Our hearts go out to all the people in Houston and south Texas for the almost unbelievable devastation that they have suffered. Some areas received a record setting 53 inches of rain. RMS, the world’s leading catastrophic risk-modeling company, puts the economic loss from Harvey as high as $90 billion.
Two 500-year floods have now occurred in Houston in the last 14 months. Looking at the broader picture, wildfires in the U.S. have been increasing over the last 20 years, and monetary losses from natural disasters have been steadily increasing. Even closer to home, we recently witnessed the record breaking fires of last fall in North Georgia and North Carolina.
Is this just our bad luck, or is this connected to climate change? I don’t think we can claim that Harvey was caused by climate change, but we can say that the atmosphere in which many natural disasters occur has fundamentally changed. The last three years have been progressively the hottest in recorded history, and the temperature now is over 1 degree C higher than it was 100 years ago. This all coincides with the highest CO2 levels of the last 400,000 years due to the burning of fossil fuels.

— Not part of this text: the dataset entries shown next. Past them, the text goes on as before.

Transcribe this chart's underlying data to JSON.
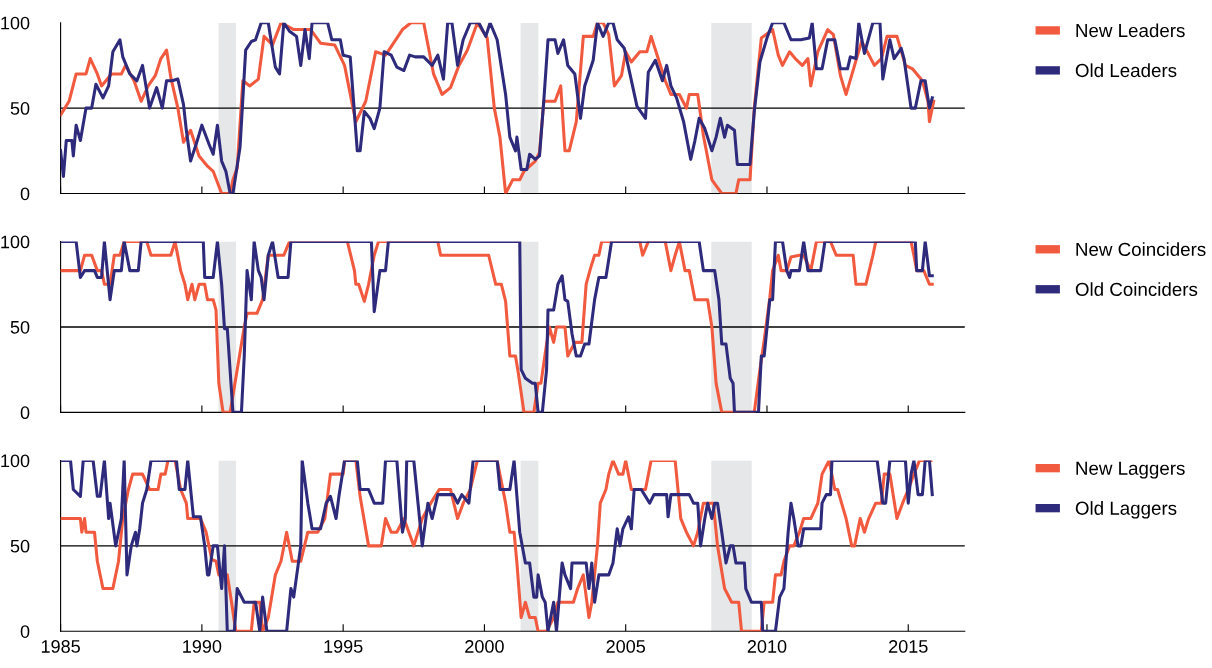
{
  "chart_data": [
    {
      "type": "line",
      "xlim": [
        1985,
        2017
      ],
      "xticks": [
        1985,
        1990,
        1995,
        2000,
        2005,
        2010,
        2015
      ],
      "ylim": [
        0,
        100
      ],
      "yticks": [
        0,
        50,
        100
      ],
      "tick_labels": "y",
      "legend": "right",
      "grid": false,
      "line_style": "solid",
      "marker": "none",
      "ref_lines": [
        {
          "axis": "y",
          "value": 50,
          "color": "#000000"
        }
      ],
      "bands": [
        {
          "axis": "x",
          "from": 1990.59,
          "to": 1991.21,
          "color": "#e6e7e8"
        },
        {
          "axis": "x",
          "from": 2001.28,
          "to": 2001.91,
          "color": "#e6e7e8"
        },
        {
          "axis": "x",
          "from": 2008.03,
          "to": 2009.46,
          "color": "#e6e7e8"
        }
      ],
      "series": [
        {
          "name": "New Leaders",
          "color": "#f15a3e",
          "x": [
            1985.0,
            1985.15,
            1985.3,
            1985.55,
            1985.9,
            1986.05,
            1986.3,
            1986.45,
            1986.8,
            1987.15,
            1987.3,
            1987.6,
            1987.85,
            1988.1,
            1988.35,
            1988.55,
            1988.75,
            1988.9,
            1989.15,
            1989.35,
            1989.6,
            1989.9,
            1990.2,
            1990.4,
            1990.7,
            1991.0,
            1991.1,
            1991.25,
            1991.45,
            1991.7,
            1992.0,
            1992.2,
            1992.5,
            1992.8,
            1993.25,
            1993.85,
            1994.2,
            1994.7,
            1995.05,
            1995.35,
            1995.45,
            1995.8,
            1996.15,
            1996.5,
            1997.1,
            1997.4,
            1997.85,
            1998.2,
            1998.5,
            1998.8,
            1999.1,
            1999.4,
            1999.75,
            2000.1,
            2000.35,
            2000.55,
            2000.75,
            2001.0,
            2001.25,
            2001.4,
            2001.8,
            2001.95,
            2002.1,
            2002.5,
            2002.7,
            2002.85,
            2003.0,
            2003.25,
            2003.5,
            2003.85,
            2004.0,
            2004.2,
            2004.4,
            2004.6,
            2004.85,
            2005.0,
            2005.2,
            2005.5,
            2005.75,
            2005.9,
            2006.15,
            2006.4,
            2006.6,
            2006.9,
            2007.15,
            2007.25,
            2007.55,
            2007.75,
            2008.05,
            2008.4,
            2008.9,
            2009.0,
            2009.4,
            2009.55,
            2009.8,
            2010.2,
            2010.4,
            2010.55,
            2010.8,
            2011.0,
            2011.25,
            2011.45,
            2011.55,
            2011.8,
            2012.15,
            2012.35,
            2012.6,
            2012.8,
            2013.1,
            2013.35,
            2013.55,
            2013.8,
            2014.05,
            2014.25,
            2014.6,
            2014.9,
            2015.15,
            2015.5,
            2015.7,
            2015.75,
            2015.9
          ],
          "values": [
            46,
            50,
            54,
            70,
            70,
            79,
            70,
            63,
            70,
            70,
            75,
            66,
            54,
            63,
            69,
            79,
            84,
            68,
            50,
            30,
            37,
            22,
            16,
            13,
            0,
            0,
            8,
            15,
            66,
            63,
            67,
            92,
            87,
            100,
            96,
            96,
            88,
            87,
            75,
            50,
            42,
            54,
            83,
            81,
            96,
            100,
            100,
            70,
            58,
            62,
            75,
            84,
            100,
            91,
            50,
            33,
            0,
            8,
            8,
            13,
            19,
            24,
            54,
            54,
            63,
            25,
            25,
            42,
            92,
            92,
            100,
            100,
            93,
            63,
            69,
            83,
            77,
            83,
            83,
            92,
            79,
            66,
            58,
            58,
            50,
            58,
            58,
            34,
            8,
            0,
            0,
            8,
            8,
            50,
            91,
            96,
            81,
            75,
            83,
            79,
            75,
            79,
            63,
            83,
            96,
            93,
            69,
            58,
            75,
            89,
            83,
            75,
            79,
            92,
            92,
            75,
            73,
            66,
            54,
            42,
            54
          ]
        },
        {
          "name": "Old Leaders",
          "color": "#2e2a7c",
          "x": [
            1985.0,
            1985.1,
            1985.2,
            1985.4,
            1985.45,
            1985.55,
            1985.7,
            1985.9,
            1986.1,
            1986.25,
            1986.5,
            1986.7,
            1986.85,
            1987.1,
            1987.2,
            1987.45,
            1987.7,
            1987.9,
            1988.15,
            1988.4,
            1988.6,
            1988.75,
            1988.95,
            1989.15,
            1989.35,
            1989.45,
            1989.6,
            1989.8,
            1990.0,
            1990.25,
            1990.4,
            1990.55,
            1990.7,
            1990.85,
            1991.0,
            1991.1,
            1991.35,
            1991.55,
            1991.75,
            1991.9,
            1992.1,
            1992.35,
            1992.6,
            1992.75,
            1992.9,
            1993.1,
            1993.35,
            1993.5,
            1993.65,
            1993.8,
            1993.9,
            1994.45,
            1994.6,
            1994.9,
            1995.0,
            1995.25,
            1995.5,
            1995.6,
            1995.75,
            1995.95,
            1996.1,
            1996.3,
            1996.45,
            1996.7,
            1996.9,
            1997.15,
            1997.35,
            1997.55,
            1997.85,
            1998.15,
            1998.35,
            1998.55,
            1998.7,
            1998.85,
            1999.05,
            1999.25,
            1999.5,
            1999.8,
            2000.05,
            2000.2,
            2000.45,
            2000.75,
            2000.9,
            2001.1,
            2001.15,
            2001.3,
            2001.5,
            2001.6,
            2001.8,
            2001.95,
            2002.1,
            2002.25,
            2002.5,
            2002.6,
            2002.8,
            2002.95,
            2003.2,
            2003.4,
            2003.55,
            2003.85,
            2004.0,
            2004.2,
            2004.4,
            2004.55,
            2004.7,
            2004.95,
            2005.15,
            2005.4,
            2005.7,
            2005.8,
            2006.05,
            2006.3,
            2006.45,
            2006.6,
            2006.8,
            2007.05,
            2007.3,
            2007.45,
            2007.6,
            2007.8,
            2008.05,
            2008.2,
            2008.35,
            2008.5,
            2008.6,
            2008.85,
            2008.95,
            2009.4,
            2009.55,
            2009.75,
            2010.0,
            2010.2,
            2010.6,
            2010.85,
            2011.2,
            2011.5,
            2011.6,
            2011.75,
            2011.95,
            2012.15,
            2012.4,
            2012.6,
            2012.85,
            2012.95,
            2013.15,
            2013.25,
            2013.45,
            2013.75,
            2014.0,
            2014.1,
            2014.35,
            2014.5,
            2014.75,
            2014.85,
            2015.1,
            2015.25,
            2015.45,
            2015.6,
            2015.75,
            2015.85
          ],
          "values": [
            25,
            10,
            31,
            31,
            22,
            40,
            31,
            50,
            50,
            64,
            56,
            63,
            83,
            90,
            80,
            70,
            66,
            75,
            50,
            62,
            50,
            66,
            66,
            67,
            52,
            37,
            19,
            29,
            40,
            29,
            23,
            40,
            19,
            13,
            0,
            0,
            27,
            84,
            89,
            90,
            100,
            100,
            74,
            70,
            100,
            95,
            92,
            75,
            96,
            79,
            100,
            100,
            90,
            90,
            81,
            80,
            25,
            25,
            48,
            44,
            38,
            50,
            83,
            81,
            74,
            72,
            81,
            80,
            80,
            75,
            81,
            67,
            100,
            100,
            75,
            90,
            100,
            100,
            92,
            100,
            90,
            58,
            33,
            25,
            33,
            14,
            14,
            23,
            20,
            22,
            54,
            90,
            90,
            82,
            90,
            75,
            70,
            44,
            63,
            78,
            100,
            92,
            100,
            100,
            90,
            85,
            70,
            51,
            44,
            71,
            78,
            66,
            75,
            63,
            56,
            42,
            20,
            31,
            44,
            38,
            25,
            33,
            44,
            33,
            40,
            37,
            17,
            17,
            48,
            77,
            91,
            100,
            100,
            90,
            90,
            91,
            100,
            73,
            73,
            90,
            90,
            73,
            73,
            80,
            79,
            100,
            82,
            100,
            100,
            67,
            90,
            79,
            85,
            79,
            50,
            50,
            66,
            66,
            50,
            56
          ]
        }
      ]
    },
    {
      "type": "line",
      "xlim": [
        1985,
        2017
      ],
      "xticks": [
        1985,
        1990,
        1995,
        2000,
        2005,
        2010,
        2015
      ],
      "ylim": [
        0,
        100
      ],
      "yticks": [
        0,
        50,
        100
      ],
      "tick_labels": "y",
      "legend": "right",
      "grid": false,
      "line_style": "solid",
      "marker": "none",
      "ref_lines": [
        {
          "axis": "y",
          "value": 50,
          "color": "#000000"
        }
      ],
      "bands": [
        {
          "axis": "x",
          "from": 1990.59,
          "to": 1991.21,
          "color": "#e6e7e8"
        },
        {
          "axis": "x",
          "from": 2001.28,
          "to": 2001.91,
          "color": "#e6e7e8"
        },
        {
          "axis": "x",
          "from": 2008.03,
          "to": 2009.46,
          "color": "#e6e7e8"
        }
      ],
      "series": [
        {
          "name": "New Coinciders",
          "color": "#f15a3e",
          "x": [
            1985.0,
            1985.7,
            1985.85,
            1986.1,
            1986.3,
            1986.45,
            1986.55,
            1986.75,
            1986.9,
            1987.1,
            1987.25,
            1988.05,
            1988.2,
            1988.9,
            1989.05,
            1989.25,
            1989.4,
            1989.5,
            1989.65,
            1989.75,
            1989.9,
            1990.1,
            1990.2,
            1990.4,
            1990.5,
            1990.6,
            1990.75,
            1991.0,
            1991.5,
            1991.6,
            1991.95,
            1992.15,
            1992.35,
            1992.9,
            1993.1,
            1995.15,
            1995.4,
            1995.45,
            1995.55,
            1995.75,
            1995.9,
            1996.1,
            1996.25,
            1998.35,
            1998.45,
            2000.15,
            2000.4,
            2000.6,
            2000.75,
            2000.9,
            2001.1,
            2001.2,
            2001.4,
            2001.75,
            2001.9,
            2002.0,
            2002.2,
            2002.3,
            2002.45,
            2002.55,
            2002.85,
            2002.95,
            2003.2,
            2003.45,
            2003.6,
            2003.75,
            2003.9,
            2004.05,
            2004.15,
            2005.5,
            2005.6,
            2005.8,
            2006.4,
            2006.6,
            2006.75,
            2006.9,
            2007.1,
            2007.25,
            2007.45,
            2007.9,
            2008.05,
            2008.2,
            2008.4,
            2009.55,
            2009.75,
            2009.9,
            2010.1,
            2010.2,
            2010.4,
            2010.5,
            2010.7,
            2010.85,
            2011.15,
            2011.3,
            2011.55,
            2011.75,
            2012.25,
            2012.45,
            2013.05,
            2013.15,
            2013.5,
            2013.75,
            2013.85,
            2015.1,
            2015.2,
            2015.3,
            2015.55,
            2015.75,
            2015.85
          ],
          "values": [
            83,
            83,
            92,
            92,
            83,
            83,
            75,
            75,
            92,
            92,
            100,
            100,
            92,
            92,
            100,
            83,
            75,
            66,
            75,
            66,
            75,
            75,
            66,
            66,
            60,
            17,
            0,
            0,
            50,
            58,
            58,
            66,
            92,
            92,
            100,
            100,
            83,
            75,
            75,
            65,
            75,
            92,
            100,
            100,
            92,
            92,
            75,
            75,
            65,
            33,
            33,
            23,
            0,
            0,
            17,
            17,
            40,
            50,
            41,
            50,
            50,
            33,
            41,
            41,
            75,
            84,
            92,
            92,
            100,
            100,
            92,
            100,
            100,
            83,
            92,
            100,
            83,
            83,
            66,
            66,
            50,
            17,
            0,
            0,
            25,
            42,
            67,
            83,
            92,
            83,
            83,
            91,
            92,
            92,
            83,
            100,
            100,
            92,
            92,
            75,
            75,
            92,
            100,
            100,
            92,
            83,
            83,
            75,
            75
          ]
        },
        {
          "name": "Old Coinciders",
          "color": "#2e2a7c",
          "x": [
            1985.0,
            1985.55,
            1985.7,
            1985.85,
            1986.2,
            1986.3,
            1986.45,
            1986.55,
            1986.75,
            1986.9,
            1987.15,
            1987.25,
            1987.45,
            1987.75,
            1987.85,
            1990.05,
            1990.1,
            1990.4,
            1990.55,
            1990.7,
            1990.8,
            1990.9,
            1991.1,
            1991.4,
            1991.5,
            1991.6,
            1991.75,
            1991.85,
            1992.0,
            1992.1,
            1992.2,
            1992.35,
            1992.5,
            1992.7,
            1993.05,
            1993.15,
            1996.0,
            1996.1,
            1996.3,
            1996.5,
            1996.6,
            2001.25,
            2001.3,
            2001.45,
            2001.7,
            2001.8,
            2001.9,
            2002.05,
            2002.2,
            2002.25,
            2002.45,
            2002.6,
            2002.75,
            2002.85,
            2002.95,
            2003.1,
            2003.25,
            2003.4,
            2003.55,
            2003.7,
            2003.9,
            2004.05,
            2004.3,
            2004.5,
            2007.6,
            2007.75,
            2008.15,
            2008.3,
            2008.4,
            2008.55,
            2008.7,
            2008.8,
            2008.85,
            2009.7,
            2009.8,
            2009.9,
            2010.1,
            2010.2,
            2010.3,
            2010.55,
            2010.7,
            2010.8,
            2010.85,
            2011.15,
            2011.3,
            2011.45,
            2011.9,
            2012.05,
            2015.25,
            2015.3,
            2015.5,
            2015.6,
            2015.75,
            2015.85
          ],
          "values": [
            100,
            100,
            79,
            83,
            83,
            79,
            79,
            100,
            66,
            83,
            83,
            100,
            83,
            83,
            100,
            100,
            79,
            79,
            100,
            75,
            49,
            49,
            0,
            0,
            33,
            83,
            66,
            100,
            83,
            79,
            66,
            92,
            100,
            79,
            79,
            100,
            100,
            59,
            83,
            83,
            100,
            100,
            25,
            20,
            17,
            17,
            0,
            0,
            25,
            60,
            60,
            75,
            80,
            66,
            65,
            46,
            33,
            33,
            40,
            40,
            66,
            79,
            79,
            100,
            100,
            83,
            83,
            66,
            40,
            40,
            20,
            17,
            0,
            0,
            33,
            33,
            66,
            66,
            100,
            100,
            83,
            79,
            83,
            83,
            100,
            83,
            83,
            100,
            100,
            83,
            83,
            100,
            80,
            80
          ]
        }
      ]
    },
    {
      "type": "line",
      "xlim": [
        1985,
        2017
      ],
      "xticks": [
        1985,
        1990,
        1995,
        2000,
        2005,
        2010,
        2015
      ],
      "ylim": [
        0,
        100
      ],
      "yticks": [
        0,
        50,
        100
      ],
      "legend": "right",
      "grid": false,
      "line_style": "solid",
      "marker": "none",
      "ref_lines": [
        {
          "axis": "y",
          "value": 50,
          "color": "#000000"
        }
      ],
      "bands": [
        {
          "axis": "x",
          "from": 1990.59,
          "to": 1991.21,
          "color": "#e6e7e8"
        },
        {
          "axis": "x",
          "from": 2001.28,
          "to": 2001.91,
          "color": "#e6e7e8"
        },
        {
          "axis": "x",
          "from": 2008.03,
          "to": 2009.46,
          "color": "#e6e7e8"
        }
      ],
      "series": [
        {
          "name": "New Laggers",
          "color": "#f15a3e",
          "x": [
            1985.0,
            1985.7,
            1985.75,
            1985.85,
            1985.9,
            1986.2,
            1986.3,
            1986.5,
            1986.85,
            1987.05,
            1987.2,
            1987.4,
            1987.55,
            1987.9,
            1988.15,
            1988.45,
            1988.55,
            1988.7,
            1988.8,
            1989.05,
            1989.25,
            1989.45,
            1989.5,
            1989.95,
            1990.15,
            1990.35,
            1990.5,
            1990.6,
            1990.9,
            1991.05,
            1991.2,
            1991.75,
            1991.85,
            1992.05,
            1992.15,
            1992.35,
            1992.6,
            1992.8,
            1993.0,
            1993.2,
            1993.5,
            1993.75,
            1994.1,
            1994.35,
            1994.55,
            1995.0,
            1995.05,
            1995.45,
            1995.6,
            1995.9,
            1996.35,
            1996.5,
            1996.7,
            1996.9,
            1997.15,
            1997.5,
            1997.8,
            1998.1,
            1998.4,
            1998.8,
            1999.05,
            1999.25,
            1999.5,
            1999.75,
            2000.45,
            2000.75,
            2000.9,
            2001.05,
            2001.15,
            2001.3,
            2001.45,
            2001.6,
            2001.8,
            2001.9,
            2002.2,
            2002.45,
            2002.6,
            2003.15,
            2003.3,
            2003.5,
            2003.7,
            2003.8,
            2004.0,
            2004.1,
            2004.3,
            2004.4,
            2004.55,
            2004.75,
            2004.9,
            2005.0,
            2005.2,
            2005.7,
            2005.9,
            2006.75,
            2006.95,
            2007.15,
            2007.4,
            2007.55,
            2007.75,
            2008.1,
            2008.25,
            2008.5,
            2008.75,
            2009.0,
            2009.1,
            2009.8,
            2009.9,
            2010.2,
            2010.3,
            2010.5,
            2010.6,
            2010.8,
            2010.95,
            2011.15,
            2011.3,
            2011.55,
            2011.8,
            2011.95,
            2012.2,
            2012.4,
            2012.5,
            2012.8,
            2013.0,
            2013.1,
            2013.3,
            2013.45,
            2013.6,
            2013.85,
            2014.05,
            2014.15,
            2014.35,
            2014.6,
            2014.8,
            2015.0,
            2015.2,
            2015.4,
            2015.8
          ],
          "values": [
            66,
            66,
            58,
            66,
            58,
            58,
            41,
            25,
            25,
            41,
            66,
            83,
            92,
            92,
            83,
            83,
            92,
            92,
            100,
            100,
            83,
            75,
            66,
            66,
            58,
            42,
            41,
            33,
            33,
            17,
            0,
            0,
            17,
            17,
            0,
            8,
            33,
            41,
            58,
            41,
            41,
            58,
            58,
            66,
            92,
            92,
            100,
            100,
            79,
            50,
            50,
            66,
            58,
            58,
            66,
            50,
            66,
            75,
            83,
            83,
            66,
            75,
            83,
            100,
            100,
            75,
            58,
            58,
            40,
            8,
            17,
            8,
            8,
            0,
            0,
            8,
            17,
            17,
            25,
            33,
            8,
            17,
            50,
            75,
            83,
            92,
            100,
            92,
            92,
            100,
            83,
            83,
            100,
            100,
            66,
            58,
            50,
            58,
            75,
            75,
            50,
            25,
            17,
            17,
            0,
            0,
            17,
            17,
            33,
            33,
            41,
            50,
            50,
            58,
            66,
            66,
            75,
            92,
            100,
            83,
            83,
            66,
            50,
            50,
            66,
            58,
            66,
            75,
            75,
            92,
            92,
            66,
            75,
            83,
            92,
            100,
            100
          ]
        },
        {
          "name": "Old Laggers",
          "color": "#2e2a7c",
          "x": [
            1985.0,
            1985.35,
            1985.45,
            1985.7,
            1985.8,
            1986.15,
            1986.3,
            1986.4,
            1986.55,
            1986.7,
            1986.75,
            1986.95,
            1987.05,
            1987.15,
            1987.25,
            1987.35,
            1987.5,
            1987.65,
            1987.7,
            1987.8,
            1987.9,
            1988.05,
            1988.2,
            1989.1,
            1989.2,
            1989.4,
            1989.5,
            1989.7,
            1989.95,
            1990.1,
            1990.2,
            1990.25,
            1990.4,
            1990.55,
            1990.7,
            1990.8,
            1990.9,
            1991.15,
            1991.25,
            1991.5,
            1991.9,
            1992.05,
            1992.15,
            1992.3,
            1993.0,
            1993.15,
            1993.25,
            1993.5,
            1993.55,
            1993.75,
            1993.9,
            1994.2,
            1994.4,
            1994.55,
            1994.75,
            1994.85,
            1995.05,
            1995.5,
            1995.6,
            1995.9,
            1996.1,
            1996.4,
            1996.5,
            1996.9,
            1997.1,
            1997.2,
            1997.25,
            1997.5,
            1997.8,
            1998.0,
            1998.15,
            1998.35,
            1998.9,
            1999.05,
            1999.2,
            1999.45,
            1999.6,
            2000.45,
            2000.55,
            2000.9,
            2001.05,
            2001.15,
            2001.25,
            2001.45,
            2001.6,
            2001.75,
            2001.85,
            2001.9,
            2002.05,
            2002.15,
            2002.25,
            2002.45,
            2002.55,
            2002.75,
            2002.85,
            2003.05,
            2003.1,
            2003.6,
            2003.7,
            2003.8,
            2003.9,
            2004.05,
            2004.4,
            2004.55,
            2004.7,
            2004.8,
            2004.9,
            2005.1,
            2005.2,
            2005.3,
            2005.55,
            2005.85,
            2006.0,
            2006.45,
            2006.5,
            2006.6,
            2007.25,
            2007.4,
            2007.55,
            2007.65,
            2007.8,
            2007.9,
            2008.05,
            2008.15,
            2008.25,
            2008.4,
            2008.55,
            2008.7,
            2008.8,
            2008.9,
            2009.2,
            2009.25,
            2009.45,
            2009.8,
            2009.85,
            2010.3,
            2010.45,
            2010.6,
            2010.75,
            2010.85,
            2010.95,
            2011.1,
            2011.2,
            2011.3,
            2011.9,
            2011.95,
            2012.1,
            2012.25,
            2012.3,
            2013.9,
            2014.1,
            2014.2,
            2014.35,
            2014.9,
            2015.0,
            2015.1,
            2015.2,
            2015.35,
            2015.5,
            2015.6,
            2015.75,
            2015.85
          ],
          "values": [
            100,
            100,
            83,
            79,
            100,
            100,
            79,
            79,
            100,
            66,
            75,
            50,
            58,
            66,
            100,
            33,
            50,
            58,
            50,
            60,
            75,
            83,
            100,
            100,
            83,
            83,
            100,
            67,
            67,
            50,
            33,
            33,
            50,
            50,
            25,
            50,
            0,
            0,
            25,
            17,
            17,
            0,
            20,
            0,
            0,
            25,
            20,
            50,
            100,
            75,
            60,
            60,
            75,
            79,
            66,
            79,
            100,
            100,
            83,
            83,
            75,
            75,
            100,
            100,
            58,
            66,
            100,
            100,
            50,
            75,
            66,
            80,
            80,
            75,
            80,
            75,
            100,
            100,
            83,
            83,
            100,
            79,
            58,
            40,
            40,
            20,
            20,
            33,
            20,
            17,
            0,
            17,
            0,
            40,
            33,
            25,
            40,
            40,
            25,
            40,
            17,
            33,
            33,
            40,
            60,
            50,
            60,
            67,
            60,
            83,
            83,
            75,
            80,
            80,
            67,
            80,
            80,
            75,
            75,
            50,
            66,
            75,
            66,
            75,
            75,
            58,
            40,
            50,
            50,
            40,
            40,
            25,
            17,
            17,
            0,
            0,
            20,
            25,
            58,
            75,
            66,
            50,
            50,
            60,
            60,
            75,
            80,
            80,
            100,
            100,
            75,
            75,
            100,
            100,
            75,
            92,
            100,
            80,
            80,
            100,
            100,
            80
          ]
        }
      ]
    }
  ]
}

Warmer air holds more moisture, which causes more intense downpours. Hotter temperatures cause more intense storms, and the temperature in the Gulf of Mexico at the time of Harvey was about 7.2 degrees F above average. Hotter temperatures from climate change also cause more droughts interspersed with intense downpours. It is estimated that for every 1 degree C rise in temperature, we get a 50 percent increase in wildfires.

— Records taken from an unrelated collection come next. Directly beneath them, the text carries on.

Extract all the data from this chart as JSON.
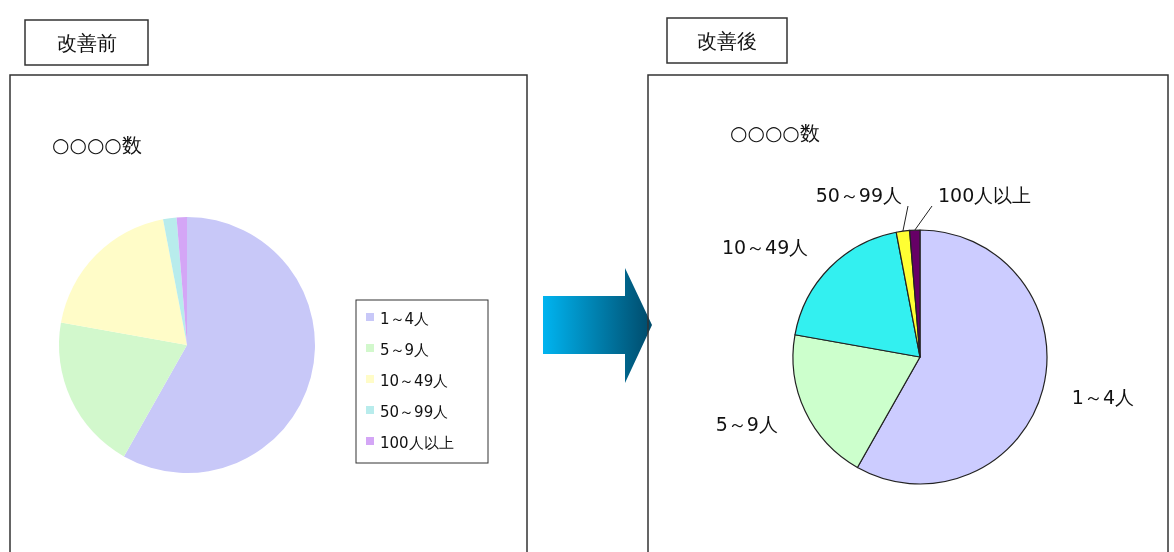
{
  "chart_data": [
    {
      "type": "pie",
      "title": "○○○○数",
      "annotations": [
        "改善前"
      ],
      "categories": [
        "1～4人",
        "5～9人",
        "10～49人",
        "50～99人",
        "100人以上"
      ],
      "values": [
        58.2,
        19.6,
        19.2,
        1.7,
        1.3
      ],
      "colors": [
        "#c8c8f8",
        "#d2f8cc",
        "#fffcc8",
        "#b8ecec",
        "#d4a6f6"
      ],
      "legend": "right"
    },
    {
      "type": "pie",
      "title": "○○○○数",
      "annotations": [
        "改善後"
      ],
      "categories": [
        "1～4人",
        "5～9人",
        "10～49人",
        "50～99人",
        "100人以上"
      ],
      "values": [
        58.2,
        19.6,
        19.2,
        1.7,
        1.3
      ],
      "colors": [
        "#ccccff",
        "#ccffcc",
        "#33f0f0",
        "#ffff33",
        "#660066"
      ],
      "legend": false
    }
  ]
}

I hope and pray that we take notice of what is happening with our world, for predictions are that it will only get much worse as temperatures continue to rise. It is not too late. Now that solar and wind energy are more affordable, we can rather quickly switch away from fossil fuels. We now have to have the political will to do so and the courage to make the right moral decision. As evidenced from Harvey, we cannot afford not to act!